Better question: What's so great about hubs?
Chicago, New York and Los Angeles just happen to be the three largest metro areas in the nation. Washington is about #6. Each is a gateway for every form of transportation simply because of the high volume of origination/destination traffic these markets generate.
The hub is a fairly recent invention, circa 1978. It reflects the economics of airline travel in the post-deregulation period and the composition of the post-deregulation fleet. The idea was to collect passengers from hither and yon as cheaply as possible, pack big jets as full as possible and fly them on segments as long as possible. Because hub-and-spoke operations don't depend on O/D traffic, you can put them anywhere there's sufficient runway and terminal capacity. That's why Northwest has a hub in Memphis, Delta in Salt Lake, US Airways in Charlotte.
But trains are not planes.
Any train, particularly a long-distance train, functions much like a hub all by itself: It collects passengers from a variety of locations and distributes them to a variety of locations. Trains can function this way because the cost of a train stop is relatively small.
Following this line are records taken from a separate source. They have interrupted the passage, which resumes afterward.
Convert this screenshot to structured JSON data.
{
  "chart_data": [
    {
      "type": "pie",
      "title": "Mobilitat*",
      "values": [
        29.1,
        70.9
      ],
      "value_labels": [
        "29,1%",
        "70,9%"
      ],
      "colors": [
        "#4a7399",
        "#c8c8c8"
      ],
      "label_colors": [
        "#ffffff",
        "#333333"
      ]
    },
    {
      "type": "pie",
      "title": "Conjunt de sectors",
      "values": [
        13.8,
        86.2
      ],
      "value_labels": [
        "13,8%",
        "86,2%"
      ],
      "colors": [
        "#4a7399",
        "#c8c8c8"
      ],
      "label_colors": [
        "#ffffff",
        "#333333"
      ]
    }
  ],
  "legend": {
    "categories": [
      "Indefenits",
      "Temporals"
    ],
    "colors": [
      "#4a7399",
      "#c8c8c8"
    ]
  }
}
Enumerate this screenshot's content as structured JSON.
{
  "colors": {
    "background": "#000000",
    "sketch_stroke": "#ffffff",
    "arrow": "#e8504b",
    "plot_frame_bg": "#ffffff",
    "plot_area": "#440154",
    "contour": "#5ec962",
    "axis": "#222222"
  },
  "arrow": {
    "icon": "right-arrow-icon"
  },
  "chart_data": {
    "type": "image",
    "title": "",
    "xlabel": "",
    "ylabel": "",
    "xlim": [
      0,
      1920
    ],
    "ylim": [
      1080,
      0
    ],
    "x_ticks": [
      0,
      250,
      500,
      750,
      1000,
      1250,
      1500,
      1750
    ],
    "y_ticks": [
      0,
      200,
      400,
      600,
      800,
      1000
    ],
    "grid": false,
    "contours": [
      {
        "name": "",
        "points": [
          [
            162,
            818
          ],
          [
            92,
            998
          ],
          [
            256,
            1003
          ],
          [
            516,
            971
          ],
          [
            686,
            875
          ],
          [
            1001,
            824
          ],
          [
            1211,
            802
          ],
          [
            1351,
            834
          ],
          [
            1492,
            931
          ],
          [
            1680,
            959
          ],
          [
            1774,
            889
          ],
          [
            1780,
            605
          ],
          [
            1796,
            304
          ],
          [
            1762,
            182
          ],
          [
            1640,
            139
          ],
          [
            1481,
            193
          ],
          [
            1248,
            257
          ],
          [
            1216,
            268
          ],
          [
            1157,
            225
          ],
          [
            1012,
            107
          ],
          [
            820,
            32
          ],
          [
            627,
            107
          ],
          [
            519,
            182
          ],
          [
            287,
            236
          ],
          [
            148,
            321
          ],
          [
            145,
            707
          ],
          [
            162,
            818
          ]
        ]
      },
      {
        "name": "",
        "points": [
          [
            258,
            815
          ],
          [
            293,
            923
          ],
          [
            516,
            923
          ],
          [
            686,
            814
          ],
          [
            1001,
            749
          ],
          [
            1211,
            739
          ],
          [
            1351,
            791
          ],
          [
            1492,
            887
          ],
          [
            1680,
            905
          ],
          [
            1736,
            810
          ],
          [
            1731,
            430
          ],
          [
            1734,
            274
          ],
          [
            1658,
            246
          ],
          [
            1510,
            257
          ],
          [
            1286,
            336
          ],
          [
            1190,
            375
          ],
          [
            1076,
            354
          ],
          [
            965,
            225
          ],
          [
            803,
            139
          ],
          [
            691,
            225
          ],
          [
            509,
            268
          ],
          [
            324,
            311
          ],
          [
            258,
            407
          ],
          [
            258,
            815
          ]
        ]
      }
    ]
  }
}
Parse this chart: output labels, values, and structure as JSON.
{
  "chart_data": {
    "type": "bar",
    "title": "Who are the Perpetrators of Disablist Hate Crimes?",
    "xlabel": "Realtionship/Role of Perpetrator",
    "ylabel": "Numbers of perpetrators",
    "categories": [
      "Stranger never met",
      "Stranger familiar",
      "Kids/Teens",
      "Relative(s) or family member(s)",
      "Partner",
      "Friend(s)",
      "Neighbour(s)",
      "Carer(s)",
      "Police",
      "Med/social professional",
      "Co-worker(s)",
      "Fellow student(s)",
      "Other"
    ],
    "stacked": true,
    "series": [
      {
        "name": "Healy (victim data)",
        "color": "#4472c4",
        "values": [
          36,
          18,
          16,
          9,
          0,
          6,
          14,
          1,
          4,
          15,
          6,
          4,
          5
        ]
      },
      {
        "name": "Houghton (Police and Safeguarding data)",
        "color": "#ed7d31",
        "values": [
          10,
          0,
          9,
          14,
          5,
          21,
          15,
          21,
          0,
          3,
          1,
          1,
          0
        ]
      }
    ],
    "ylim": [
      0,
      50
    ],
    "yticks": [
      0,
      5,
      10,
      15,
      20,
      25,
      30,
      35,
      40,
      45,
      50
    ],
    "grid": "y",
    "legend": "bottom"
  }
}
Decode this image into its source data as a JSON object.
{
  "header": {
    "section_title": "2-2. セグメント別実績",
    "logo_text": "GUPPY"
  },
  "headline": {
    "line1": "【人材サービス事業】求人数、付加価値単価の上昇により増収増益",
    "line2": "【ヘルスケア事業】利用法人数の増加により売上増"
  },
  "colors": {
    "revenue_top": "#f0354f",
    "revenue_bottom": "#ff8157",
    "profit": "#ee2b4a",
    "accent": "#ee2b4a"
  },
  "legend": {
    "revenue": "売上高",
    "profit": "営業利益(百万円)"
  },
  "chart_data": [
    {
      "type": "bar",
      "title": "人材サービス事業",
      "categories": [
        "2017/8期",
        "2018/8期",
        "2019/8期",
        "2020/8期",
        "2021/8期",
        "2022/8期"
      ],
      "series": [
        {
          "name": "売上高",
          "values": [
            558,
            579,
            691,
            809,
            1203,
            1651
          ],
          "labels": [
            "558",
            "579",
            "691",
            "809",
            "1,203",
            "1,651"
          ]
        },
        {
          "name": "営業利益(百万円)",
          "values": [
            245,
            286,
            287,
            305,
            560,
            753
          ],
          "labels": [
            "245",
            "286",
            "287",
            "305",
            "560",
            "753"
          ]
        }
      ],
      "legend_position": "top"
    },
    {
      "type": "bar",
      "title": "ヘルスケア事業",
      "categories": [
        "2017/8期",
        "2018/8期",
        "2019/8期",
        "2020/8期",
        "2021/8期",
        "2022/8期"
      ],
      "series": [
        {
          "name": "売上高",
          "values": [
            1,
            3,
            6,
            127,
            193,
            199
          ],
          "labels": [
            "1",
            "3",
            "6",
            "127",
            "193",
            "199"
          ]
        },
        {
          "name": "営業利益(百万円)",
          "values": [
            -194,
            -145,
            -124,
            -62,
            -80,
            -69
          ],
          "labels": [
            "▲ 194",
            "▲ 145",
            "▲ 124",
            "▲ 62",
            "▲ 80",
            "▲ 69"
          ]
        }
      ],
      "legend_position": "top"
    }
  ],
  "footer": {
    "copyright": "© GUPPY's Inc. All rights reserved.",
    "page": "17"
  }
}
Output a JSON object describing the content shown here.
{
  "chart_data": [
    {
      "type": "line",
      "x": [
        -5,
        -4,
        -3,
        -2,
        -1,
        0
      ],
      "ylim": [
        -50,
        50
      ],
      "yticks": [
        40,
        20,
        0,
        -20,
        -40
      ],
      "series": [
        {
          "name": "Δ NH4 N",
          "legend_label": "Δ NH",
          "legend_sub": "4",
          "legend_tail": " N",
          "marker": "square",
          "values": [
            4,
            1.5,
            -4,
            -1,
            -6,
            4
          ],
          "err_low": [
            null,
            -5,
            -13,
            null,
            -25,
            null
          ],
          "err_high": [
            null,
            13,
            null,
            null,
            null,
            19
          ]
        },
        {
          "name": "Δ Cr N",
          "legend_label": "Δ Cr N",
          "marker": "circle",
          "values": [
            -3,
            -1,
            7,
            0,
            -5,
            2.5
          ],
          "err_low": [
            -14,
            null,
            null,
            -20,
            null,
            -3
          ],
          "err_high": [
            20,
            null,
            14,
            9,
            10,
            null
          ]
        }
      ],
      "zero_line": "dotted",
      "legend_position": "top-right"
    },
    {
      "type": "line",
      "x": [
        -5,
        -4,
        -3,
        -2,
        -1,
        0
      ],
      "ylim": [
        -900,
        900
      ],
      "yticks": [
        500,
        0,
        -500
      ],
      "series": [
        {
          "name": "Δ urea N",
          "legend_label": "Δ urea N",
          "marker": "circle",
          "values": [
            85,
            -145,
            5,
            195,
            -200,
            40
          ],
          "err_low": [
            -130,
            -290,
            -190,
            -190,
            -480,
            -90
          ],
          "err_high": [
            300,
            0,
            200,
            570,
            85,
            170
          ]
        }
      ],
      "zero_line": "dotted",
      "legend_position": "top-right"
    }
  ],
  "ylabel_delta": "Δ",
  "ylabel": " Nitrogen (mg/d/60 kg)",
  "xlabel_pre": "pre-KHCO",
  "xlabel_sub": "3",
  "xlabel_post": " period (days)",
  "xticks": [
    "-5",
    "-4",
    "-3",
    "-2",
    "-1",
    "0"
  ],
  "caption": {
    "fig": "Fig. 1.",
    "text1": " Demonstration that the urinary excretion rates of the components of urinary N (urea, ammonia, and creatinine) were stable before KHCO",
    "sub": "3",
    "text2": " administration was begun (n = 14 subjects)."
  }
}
Hub-and-spoke operation reflects the high cost of takeoff and landings.
And even in the airline business, the hub as we've come to understand it is about as cutting-edge as that other great traffic aggregator, the
regional shopping mall. Southwest NEVER bought into the hub-and-spoke model; its service has always been pooled around large O/D sources like Houston. (And by the way, that's why it's coming to Philly, apparently in force.) US has
cut its Pittsburgh hub way back, and American has done the same in St. Louis. Quite a few cities that were once hubs (Syracuse, Dayton, Nashville, Raleigh-Durham) aren't anymore. And then there's the regional jet, a class of commercial airfcraft that didn't exist when hub-and-spoke networks were first mapped out. Cheaper to fly and easier to fill, the RJ has a whole different set of economies of scale, so it's forcing a serious rethink of the network carriers' network structure. Call it the Kohl's or Best Buy of air travel.
Does Amtrak have hubs? Not in the airline sense. Does Amtrak need hubs? No.